The U.S. Food and Drug Administration approved the use of Ace-K in 1988 and says that more than 90 studies “support its safety.” Some critics, however, feel that not enough research has been conducted on the sweetener. “It’s a sleeper that no one pays attention to,” Michael Jacobson, president of the Center for Science in the Public Interest, told Fortune earlier this year. “I don’t think either side can say definitively it’s safe or dangerous.”

Coca-Cola, however, has historically only used aspartame in Diet Coke, which gives the soda a very crisp taste, says Rafael Acevedo, Coca-Cola North America’s group director for the product.

But when the company decided to try these new flavors to target millennial consumers, the R&D team found that the product tasted a little bit sourer. The addition of the Ace-K was able to mask that sour flavor. “We wanted to make sure we maintain that crispness,” Acevedo tells Fortune.

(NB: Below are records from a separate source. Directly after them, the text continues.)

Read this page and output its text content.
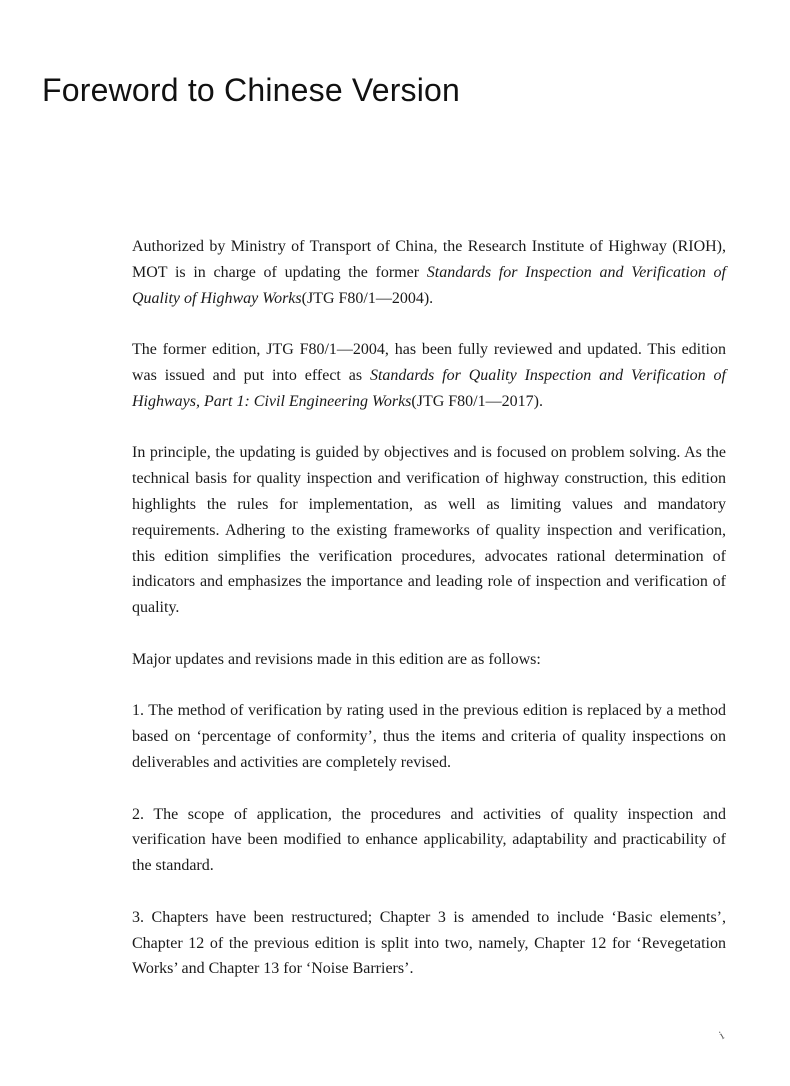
Foreword to Chinese Version

Authorized by Ministry of Transport of China, the Research Institute of Highway (RIOH), MOT is in charge of updating the former Standards for Inspection and Verification of Quality of Highway Works(JTG F80/1—2004).

The former edition, JTG F80/1—2004, has been fully reviewed and updated. This edition was issued and put into effect as Standards for Quality Inspection and Verification of Highways, Part 1: Civil Engineering Works(JTG F80/1—2017).

In principle, the updating is guided by objectives and is focused on problem solving. As the technical basis for quality inspection and verification of highway construction, this edition highlights the rules for implementation, as well as limiting values and mandatory requirements. Adhering to the existing frameworks of quality inspection and verification, this edition simplifies the verification procedures, advocates rational determination of indicators and emphasizes the importance and leading role of inspection and verification of quality.

Major updates and revisions made in this edition are as follows:

1. The method of verification by rating used in the previous edition is replaced by a method based on ‘percentage of conformity’, thus the items and criteria of quality inspections on deliverables and activities are completely revised.

2. The scope of application, the procedures and activities of quality inspection and verification have been modified to enhance applicability, adaptability and practicability of the standard.

3. Chapters have been restructured; Chapter 3 is amended to include ‘Basic elements’, Chapter 12 of the previous edition is split into two, namely, Chapter 12 for ‘Revegetation Works’ and Chapter 13 for ‘Noise Barriers’.

i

Coca-Cola already uses a blend of aspartame and Ace-K in Coke Zero Sugar, which is designed to taste more like regular Coke than Diet Coke. Acevedo, however, says that Ace-K and aspartame are blended together very differently in the two brands. “The final taste of the products are very different,” he says.

The relaunch of Diet Coke comes amid a period declining sales volumes as shoppers have increasingly eschewed artificial sweeteners—part of a bigger consumer trend away from processed fare to what they view as natural ingredients. Simultaneously, consumers are trying to cut back on their sugar intake. Research firm NPD Group has found that sugar is now the No. 1 substance they are trying to cut or eliminate from their diets.

As a result, companies have been on a quest to find the perfect natural sugar substitute. For example, Coca-Cola works with a company called Chromocell, which is working on enhancing the sweetness of sugar so formulators can use less of it to achieve the same taste.

Acevedo, however, doesn’t believe that the inclusion of Ace-K on the label will be off-putting to millennials. “They are open to the category,” he says. “We feel very comfortable this sweetener mix is going to connect with them.”